“I assure you Mademoiselle, there were some good people in the circus—some good women, even.”

“Good women, did you say?” screamed Mademoiselle Duval, “wearing tights and spangles, and turning somersaults!”

Toni bethought him of the time when there was an outbreak of scarlet fever in the circus company and how these same painted ladies in tights and spangles stood by one another and nursed each other and each other’s children day and night, and uttered no word of complaint or reproach. He knew more than Mademoiselle Duval on the subject of the goodness and the wickedness which dwell in the hearts of men. He told Mademoiselle Duval, however, the story of the outbreak of scarlet fever. He had a natural eloquence which stood him in good stead, and Mademoiselle Duval, who was one of the best women in the world and had a soft heart, although a sharp tongue, was almost brought to tears by Toni’s story.

“There was a softness, almost a tenderness, in her look.”

Just then Denise’s cavalier brought her back to her aunt, and Toni, jumping up, profoundly saluted Denise. His soul rushed into his eyes, those handsome, daredevil black eyes which the prim and proper Denise had secretly admired from her babyhood. She glanced back at him as she courtesied to him with great propriety, and something in her face made Toni’s pulses bound with joy. There was a softness, almost a tenderness, in her look which Toni, having some knowledge of the world, interpreted to his own advantage. Denise’s own heart was palpitating, not tumultuously like Toni’s, but with a gentle quickness which was new to her.

“Ah, Mademoiselle,” said Toni, calling Denise Mademoiselle for the first time, “how well I remember you in my happy days at Bienville, when you used to give me buns under the acacia tree.”

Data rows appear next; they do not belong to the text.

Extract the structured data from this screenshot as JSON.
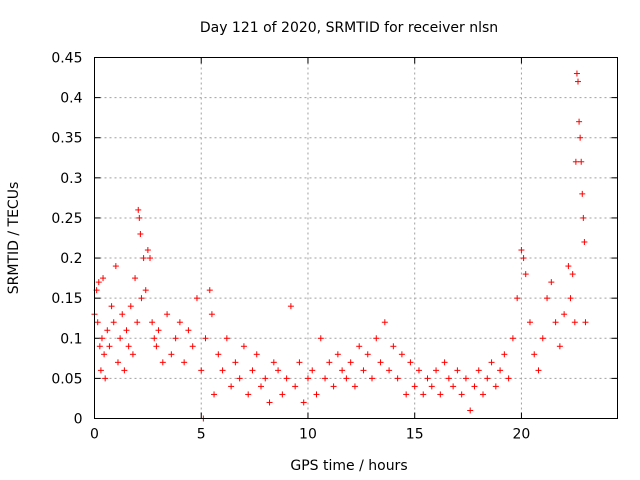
{
  "chart_data": {
    "type": "scatter",
    "title": "Day 121 of 2020, SRMTID for receiver nlsn",
    "xlabel": "GPS time / hours",
    "ylabel": "SRMTID / TECUs",
    "xlim": [
      0,
      24.5
    ],
    "ylim": [
      0,
      0.45
    ],
    "xticks": [
      0,
      5,
      10,
      15,
      20
    ],
    "xtick_labels": [
      "0",
      "5",
      "10",
      "15",
      "20"
    ],
    "yticks": [
      0,
      0.05,
      0.1,
      0.15,
      0.2,
      0.25,
      0.3,
      0.35,
      0.4,
      0.45
    ],
    "ytick_labels": [
      "0",
      "0.05",
      "0.1",
      "0.15",
      "0.2",
      "0.25",
      "0.3",
      "0.35",
      "0.4",
      "0.45"
    ],
    "grid": true,
    "marker": "plus",
    "color": "#ff0000",
    "series": [
      {
        "name": "SRMTID",
        "points": [
          [
            0.0,
            0.13
          ],
          [
            0.1,
            0.16
          ],
          [
            0.15,
            0.12
          ],
          [
            0.2,
            0.17
          ],
          [
            0.25,
            0.09
          ],
          [
            0.3,
            0.06
          ],
          [
            0.35,
            0.1
          ],
          [
            0.4,
            0.175
          ],
          [
            0.45,
            0.08
          ],
          [
            0.5,
            0.05
          ],
          [
            0.6,
            0.11
          ],
          [
            0.7,
            0.09
          ],
          [
            0.8,
            0.14
          ],
          [
            0.9,
            0.12
          ],
          [
            1.0,
            0.19
          ],
          [
            1.1,
            0.07
          ],
          [
            1.2,
            0.1
          ],
          [
            1.3,
            0.13
          ],
          [
            1.4,
            0.06
          ],
          [
            1.5,
            0.11
          ],
          [
            1.6,
            0.09
          ],
          [
            1.7,
            0.14
          ],
          [
            1.8,
            0.08
          ],
          [
            1.9,
            0.175
          ],
          [
            2.0,
            0.12
          ],
          [
            2.05,
            0.26
          ],
          [
            2.1,
            0.25
          ],
          [
            2.15,
            0.23
          ],
          [
            2.2,
            0.15
          ],
          [
            2.3,
            0.2
          ],
          [
            2.4,
            0.16
          ],
          [
            2.5,
            0.21
          ],
          [
            2.6,
            0.2
          ],
          [
            2.7,
            0.12
          ],
          [
            2.8,
            0.1
          ],
          [
            2.9,
            0.09
          ],
          [
            3.0,
            0.11
          ],
          [
            3.2,
            0.07
          ],
          [
            3.4,
            0.13
          ],
          [
            3.6,
            0.08
          ],
          [
            3.8,
            0.1
          ],
          [
            4.0,
            0.12
          ],
          [
            4.2,
            0.07
          ],
          [
            4.4,
            0.11
          ],
          [
            4.6,
            0.09
          ],
          [
            4.8,
            0.15
          ],
          [
            5.0,
            0.06
          ],
          [
            5.1,
            0.0
          ],
          [
            5.2,
            0.1
          ],
          [
            5.4,
            0.16
          ],
          [
            5.5,
            0.13
          ],
          [
            5.6,
            0.03
          ],
          [
            5.8,
            0.08
          ],
          [
            6.0,
            0.06
          ],
          [
            6.2,
            0.1
          ],
          [
            6.4,
            0.04
          ],
          [
            6.6,
            0.07
          ],
          [
            6.8,
            0.05
          ],
          [
            7.0,
            0.09
          ],
          [
            7.2,
            0.03
          ],
          [
            7.4,
            0.06
          ],
          [
            7.6,
            0.08
          ],
          [
            7.8,
            0.04
          ],
          [
            8.0,
            0.05
          ],
          [
            8.2,
            0.02
          ],
          [
            8.4,
            0.07
          ],
          [
            8.6,
            0.06
          ],
          [
            8.8,
            0.03
          ],
          [
            9.0,
            0.05
          ],
          [
            9.2,
            0.14
          ],
          [
            9.4,
            0.04
          ],
          [
            9.6,
            0.07
          ],
          [
            9.8,
            0.02
          ],
          [
            10.0,
            0.05
          ],
          [
            10.2,
            0.06
          ],
          [
            10.4,
            0.03
          ],
          [
            10.6,
            0.1
          ],
          [
            10.8,
            0.05
          ],
          [
            11.0,
            0.07
          ],
          [
            11.2,
            0.04
          ],
          [
            11.4,
            0.08
          ],
          [
            11.6,
            0.06
          ],
          [
            11.8,
            0.05
          ],
          [
            12.0,
            0.07
          ],
          [
            12.2,
            0.04
          ],
          [
            12.4,
            0.09
          ],
          [
            12.6,
            0.06
          ],
          [
            12.8,
            0.08
          ],
          [
            13.0,
            0.05
          ],
          [
            13.2,
            0.1
          ],
          [
            13.4,
            0.07
          ],
          [
            13.6,
            0.12
          ],
          [
            13.8,
            0.06
          ],
          [
            14.0,
            0.09
          ],
          [
            14.2,
            0.05
          ],
          [
            14.4,
            0.08
          ],
          [
            14.6,
            0.03
          ],
          [
            14.8,
            0.07
          ],
          [
            15.0,
            0.04
          ],
          [
            15.2,
            0.06
          ],
          [
            15.4,
            0.03
          ],
          [
            15.6,
            0.05
          ],
          [
            15.8,
            0.04
          ],
          [
            16.0,
            0.06
          ],
          [
            16.2,
            0.03
          ],
          [
            16.4,
            0.07
          ],
          [
            16.6,
            0.05
          ],
          [
            16.8,
            0.04
          ],
          [
            17.0,
            0.06
          ],
          [
            17.2,
            0.03
          ],
          [
            17.4,
            0.05
          ],
          [
            17.6,
            0.01
          ],
          [
            17.8,
            0.04
          ],
          [
            18.0,
            0.06
          ],
          [
            18.2,
            0.03
          ],
          [
            18.4,
            0.05
          ],
          [
            18.6,
            0.07
          ],
          [
            18.8,
            0.04
          ],
          [
            19.0,
            0.06
          ],
          [
            19.2,
            0.08
          ],
          [
            19.4,
            0.05
          ],
          [
            19.6,
            0.1
          ],
          [
            19.8,
            0.15
          ],
          [
            20.0,
            0.21
          ],
          [
            20.1,
            0.2
          ],
          [
            20.2,
            0.18
          ],
          [
            20.4,
            0.12
          ],
          [
            20.6,
            0.08
          ],
          [
            20.8,
            0.06
          ],
          [
            21.0,
            0.1
          ],
          [
            21.2,
            0.15
          ],
          [
            21.4,
            0.17
          ],
          [
            21.6,
            0.12
          ],
          [
            21.8,
            0.09
          ],
          [
            22.0,
            0.13
          ],
          [
            22.2,
            0.19
          ],
          [
            22.3,
            0.15
          ],
          [
            22.4,
            0.18
          ],
          [
            22.5,
            0.12
          ],
          [
            22.55,
            0.32
          ],
          [
            22.6,
            0.43
          ],
          [
            22.65,
            0.42
          ],
          [
            22.7,
            0.37
          ],
          [
            22.75,
            0.35
          ],
          [
            22.8,
            0.32
          ],
          [
            22.85,
            0.28
          ],
          [
            22.9,
            0.25
          ],
          [
            22.95,
            0.22
          ],
          [
            23.0,
            0.12
          ]
        ]
      }
    ]
  }
}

He stopped. A soft blush came into Denise’s fair cheeks. She smiled and looked at him and then away from him. Denise remembered the bench under the acacia tree and all that had happened there well enough. Denise knew then, and knew now, that when the Toni of those days gave up something to eat to a small girl, his feelings were very deeply engaged to her. She recollected in particular the first afternoon the Ravenels took tea with the Verneys that Toni had selected one beautiful, ripe plum, and after eying it longingly, had put his arm around her neck and put the plum in her mouth, and what he had said then. Her blushing now revealed it all to Toni.

Suddenly the band struck up a waltz, Toni politely asked Denise to favor him with her hand for the dance, and they went off together. The moon smiled softly at them, and even the electric lights had a kind of tenderness in their glare, when Toni, clasping Denise in his arms for the first time, began to whirl around with her to the rhythm of the music. He felt himself raised above the earth—all his fears, all his evil-doing had departed from him—he felt, poor Toni, as if he would never be afraid of Nicolas and Pierre again, and as if that waltz was a foretaste of Heaven for him.